Manuela winced. “Please.”

“Don’t believe me?” Verity asked. “I know how you feel.”

“Conner,” Wilf said, “says they’re returning.”

“What’s he expect us to do,” Verity asked, “crouch on the floor behind the couch?”

“What are you talking about?” Manuela demanded.

“If they’re coming back,” Verity said, “it’s for us.”

“Conner’s lowering us down, on a winch,” Wilf said. “The cable comes out of a hatch on the drone.”

“Hatch on its shoulder,” Verity asked, “or back of where its head should be?”

“Chest,” Wilf said.

“Where what’s head should be?” asked Manuela.

“Talking to Wilf. They’re in the alley now. Right outside.

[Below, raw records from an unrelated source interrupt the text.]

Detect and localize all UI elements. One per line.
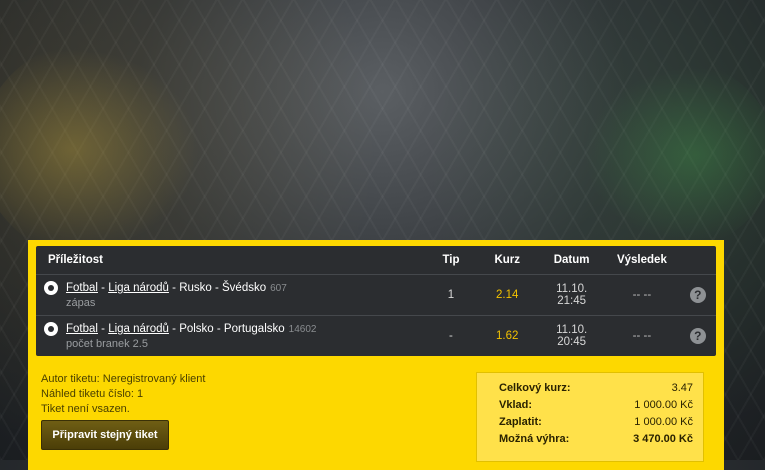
question-icon[interactable]: ? — [689, 328, 706, 344]
total-odds-value: 3.47 — [671, 381, 693, 394]
event-id: 14602 — [288, 323, 317, 335]
sport-link[interactable]: Fotbal — [66, 282, 98, 294]
header-date: Datum — [553, 254, 590, 266]
match-name: Rusko - Švédsko — [179, 282, 267, 294]
pay-value: 1 000.00 Kč — [634, 415, 693, 428]
odds-value: 1.62 — [475, 315, 540, 356]
player-image — [575, 60, 765, 250]
total-odds-label: Celkový kurz: — [499, 381, 571, 394]
ticket-info: Autor tiketu: Neregistrovaný klient Náhl… — [41, 372, 205, 417]
separator: - — [168, 323, 180, 335]
sport-link[interactable]: Fotbal — [66, 323, 98, 335]
league-link[interactable]: Liga národů — [108, 282, 169, 294]
stake-label: Vklad: — [499, 398, 533, 411]
event-cell: Fotbal - Liga národů - Polsko - Portugal… — [36, 315, 427, 356]
soccer-ball-icon — [44, 322, 58, 336]
pay-label: Zaplatit: — [499, 415, 542, 428]
help-cell: ? — [679, 274, 716, 316]
summary-row-total-odds: Celkový kurz: 3.47 — [499, 379, 693, 396]
header-odds: Kurz — [494, 254, 520, 266]
result-value: -- -- — [604, 315, 680, 356]
ticket-author: Autor tiketu: Neregistrovaný klient — [41, 373, 206, 385]
table-row: Fotbal - Liga národů - Rusko - Švédsko 6… — [36, 274, 716, 316]
header-tip: Tip — [442, 254, 460, 266]
date-value: 11.10. 21:45 — [539, 274, 605, 316]
summary-row-stake: Vklad: 1 000.00 Kč — [499, 396, 693, 413]
event-id: 607 — [270, 282, 287, 294]
date-value: 11.10. 20:45 — [539, 315, 605, 356]
prepare-same-ticket-button[interactable]: Připravit stejný tiket — [41, 420, 169, 450]
table-header-row: Příležitost Tip Kurz Datum Výsledek — [36, 246, 716, 275]
help-cell: ? — [679, 315, 716, 356]
event-cell: Fotbal - Liga národů - Rusko - Švédsko 6… — [36, 274, 427, 316]
market-name: počet branek 2.5 — [66, 338, 148, 350]
stake-value: 1 000.00 Kč — [634, 398, 693, 411]
win-value: 3 470.00 Kč — [633, 432, 693, 445]
table-row: Fotbal - Liga národů - Polsko - Portugal… — [36, 315, 716, 356]
separator: - — [97, 282, 109, 294]
bets-table: Příležitost Tip Kurz Datum Výsledek Fotb… — [36, 246, 716, 356]
tip-value: - — [426, 315, 476, 356]
result-value: -- -- — [604, 274, 680, 316]
separator: - — [168, 282, 180, 294]
ticket-status: Tiket není vsazen. — [41, 403, 130, 415]
match-name: Polsko - Portugalsko — [179, 323, 285, 335]
separator: - — [97, 323, 109, 335]
odds-value: 2.14 — [475, 274, 540, 316]
question-icon[interactable]: ? — [689, 287, 706, 303]
win-label: Možná výhra: — [499, 432, 570, 445]
summary-row-pay: Zaplatit: 1 000.00 Kč — [499, 413, 693, 430]
ticket-preview: Náhled tiketu číslo: 1 — [41, 388, 144, 400]
ticket-summary: Celkový kurz: 3.47 Vklad: 1 000.00 Kč Za… — [476, 372, 704, 462]
header-event: Příležitost — [48, 254, 103, 266]
soccer-ball-icon — [44, 281, 58, 295]
ticket-panel: Příležitost Tip Kurz Datum Výsledek Fotb… — [28, 240, 724, 470]
market-name: zápas — [66, 297, 96, 309]
header-help — [680, 246, 716, 275]
league-link[interactable]: Liga národů — [108, 323, 169, 335]
header-result: Výsledek — [616, 254, 667, 266]
tip-value: 1 — [426, 274, 476, 316]
summary-row-win: Možná výhra: 3 470.00 Kč — [499, 430, 693, 447]
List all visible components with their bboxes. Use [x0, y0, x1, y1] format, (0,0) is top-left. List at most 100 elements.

What’s happening, Wilf?”

“Conner’s releasing drones,” he said. “Little ones. Aerial. Three. Out of another hatch. He already had one up, so four in all.”

“Like the one he zapped the guy in front of the Clift with?”

“Smaller,” he said.

Verity thought of the drones Dixon had delivered. Where were they now? In their camo’d hutch on top of the place next to Joe-Eddy’s?

Manuela was digging through the protein bars in the bag on the table. Choosing one, she straightened, tore the wrapper off, and took a bite. Chewing, she fixed Verity with an expression of unresigned impatience that made her look fourteen.

“Conner,” Verity said, “what are you doing now?”

“Lying down on the pavement,” Conner said, “legs up, arms folded, hatches closed. So what’ll it look like?”

“Heater my mom had. Electric. Oil-filled.”

“So they’ll see it, but won’t know what it is. Somebody dropped off your mom’s heater. Or they can worry it’s a claymore, whatever. They’ll know it wasn’t here before, but they’ve also got a job to do.”

“You’re just going to lie there?”

“Till I don’t,” Conner said.

“What about us?” she asked.

“Get your shoes on,” Conner said, “jackets, whatever. Ready to go.”

“Where?”

“That’s fluid,” he said.

Verity looked at Manuela, who hadn’t removed her shoes or parka. “Put some food in your pockets,” she said. “We’re going, so we might need it.” She got her own shoes from the tray, sat on the armor-plate couch, and put them on.

94

Improv

With the drone on its back in the alley, the squashed-circle display looked to Netherton like something Rainey might have taken him to see at the Tate, its lower half filled with nothing but the luminously featureless San Francisco night sky above it, the upper half a high-resolution night-vision close-up of the pavement beneath it, greenly glowing. “Where are those men?” he asked.